Husband & Wife Articles


Ecosystem of Faith

They will know we are Christians by our welcoming love

By Jilu Jacob

The dictionary defines “ecosystem” as a complex community of organisms and its environment functioning as an ecological unit. Typically, the word ecosystem brings to mind the humid rainforests of South America or the wild animals of the jungle. In fact, the concept of an ecosystem is not limited to nature, but can be beautifully applied to a faith community and the place of family within that community.

Today the family unit is relatively isolated. Gone are the days when children could run and play freely in the streets. These days, we are lucky if we exchange more than a polite hello with our next door neighbor! As my husband and I talked and dreamed about our family, we both recognized the need of community, for ourselves and for our children. We wanted to be active members in our church and local community, but we also knew that we wanted our family to be a base for community. We had grown up with that example from our parents’ lives, and I had experienced community also through my life as a Jesus Youth.

Jacob Family

Jesus Youth is an international Catholic movement with origins in the small state of Kerala, India. What started as a few young people praying together on campuses in the 1980s has now grown to be a pontifically recognized ecclesial movement – “a missionary movement at the service of the Church.” I came in to the movement through a retreat in my early teens and the movement’s spirituality has played a pivotal role in my faith and life formation. While Jesus Youth is primarily meant to evangelize and form youth to live a missionary life, it has evolved to make space for those who desire to continue as missionary families at the service of the Church.  

As a teenager and through my college years, I would spend time visiting and staying with such families. They opened their homes and lives to me and other young people, sharing their joys as well as the messiness that comes with marriage, kids and life. I ate freely from their kitchens, played with their kids, sought advice and answers to life’s deeper questions and spent endless hours enjoying the love that radiated from their marriages and faith-filled homes. Over the years, it challenged me and opened my eyes to the endless possibilities for a family truly living out their vocation. In turn, they relived the creativity and joy of youthfulness through us. They were also grateful for the positive influence that we had on their children; in the same way that my peers looked to the elders in families as mentors and role models, their children came to us with questions as they navigated through their formative younger years. In this way, a beautiful and intricate collection of relationships, an ecosystem, developed around these families.

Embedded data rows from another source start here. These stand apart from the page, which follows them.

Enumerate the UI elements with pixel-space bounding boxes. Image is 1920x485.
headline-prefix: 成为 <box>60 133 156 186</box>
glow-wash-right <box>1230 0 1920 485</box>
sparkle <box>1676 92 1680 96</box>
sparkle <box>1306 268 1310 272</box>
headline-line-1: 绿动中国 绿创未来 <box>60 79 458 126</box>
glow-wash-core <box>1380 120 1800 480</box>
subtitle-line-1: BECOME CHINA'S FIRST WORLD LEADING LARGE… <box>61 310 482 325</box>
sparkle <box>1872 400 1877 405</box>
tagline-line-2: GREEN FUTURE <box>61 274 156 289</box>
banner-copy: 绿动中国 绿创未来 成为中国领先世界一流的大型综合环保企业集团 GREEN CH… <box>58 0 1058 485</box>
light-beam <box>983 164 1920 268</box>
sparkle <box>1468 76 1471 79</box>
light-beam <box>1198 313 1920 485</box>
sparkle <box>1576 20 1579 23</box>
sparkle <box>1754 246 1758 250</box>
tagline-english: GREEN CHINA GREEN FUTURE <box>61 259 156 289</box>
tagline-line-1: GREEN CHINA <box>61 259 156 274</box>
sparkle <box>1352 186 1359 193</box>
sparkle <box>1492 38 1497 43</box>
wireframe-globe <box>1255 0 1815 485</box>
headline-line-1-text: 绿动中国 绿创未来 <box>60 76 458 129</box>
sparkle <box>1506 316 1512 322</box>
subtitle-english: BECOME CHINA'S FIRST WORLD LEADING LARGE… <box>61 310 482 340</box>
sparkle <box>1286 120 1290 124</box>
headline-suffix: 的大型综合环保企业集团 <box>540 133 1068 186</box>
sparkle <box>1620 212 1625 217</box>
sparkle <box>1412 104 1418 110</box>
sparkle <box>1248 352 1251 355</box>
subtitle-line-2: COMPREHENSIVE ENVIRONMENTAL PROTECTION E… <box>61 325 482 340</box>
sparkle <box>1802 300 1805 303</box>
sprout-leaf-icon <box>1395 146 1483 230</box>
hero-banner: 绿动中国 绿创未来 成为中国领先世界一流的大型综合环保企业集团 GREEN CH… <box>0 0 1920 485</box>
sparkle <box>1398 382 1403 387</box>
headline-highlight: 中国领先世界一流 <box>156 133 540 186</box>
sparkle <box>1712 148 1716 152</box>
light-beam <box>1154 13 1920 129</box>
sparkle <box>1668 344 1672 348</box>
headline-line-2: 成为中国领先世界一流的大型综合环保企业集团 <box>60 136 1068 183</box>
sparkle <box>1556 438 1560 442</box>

This idea of an ecosystem of faith is not just relevant to families that desire to mentor youth, but to all families. By living the fullness of our Christian vocation, we have the beautiful opportunity of influencing our larger community with faith and joy. Every time one of our children’s classmates or another parent comes to our home, an opportunity presents itself to share our faith through acts of everyday life. Grace before meals, the affection between family members and the love that comes from a strong marriage in Christ can give hope to those from broken families. To those who have not experienced much love, our open homes and our gentle influence can be a soothing balm for the wounds of the heart. The desire to witness to those surrounding your child can in turn be a great blessing to your family. They will remember your example and also enjoy their home as safe and encouraging space to bring friends.

Now that I am married and have my own home, my husband and I long to have such an ecosystem develop around our own family. We hope that our home is inviting and comfortable, not marked by pretenses or a false sense of perfection, but a place where love and faith are naturally present through the ups and downs of life, and where we can grow with everyone who enters.

Jilu Jacob is a wife, mother and nurse living in Massachusetts with her husband, Roger, and their daughter, Magdalena. She is a first generation Indian American, a Jesus Youth, and her family observes Syro-Malabar Catholic traditions.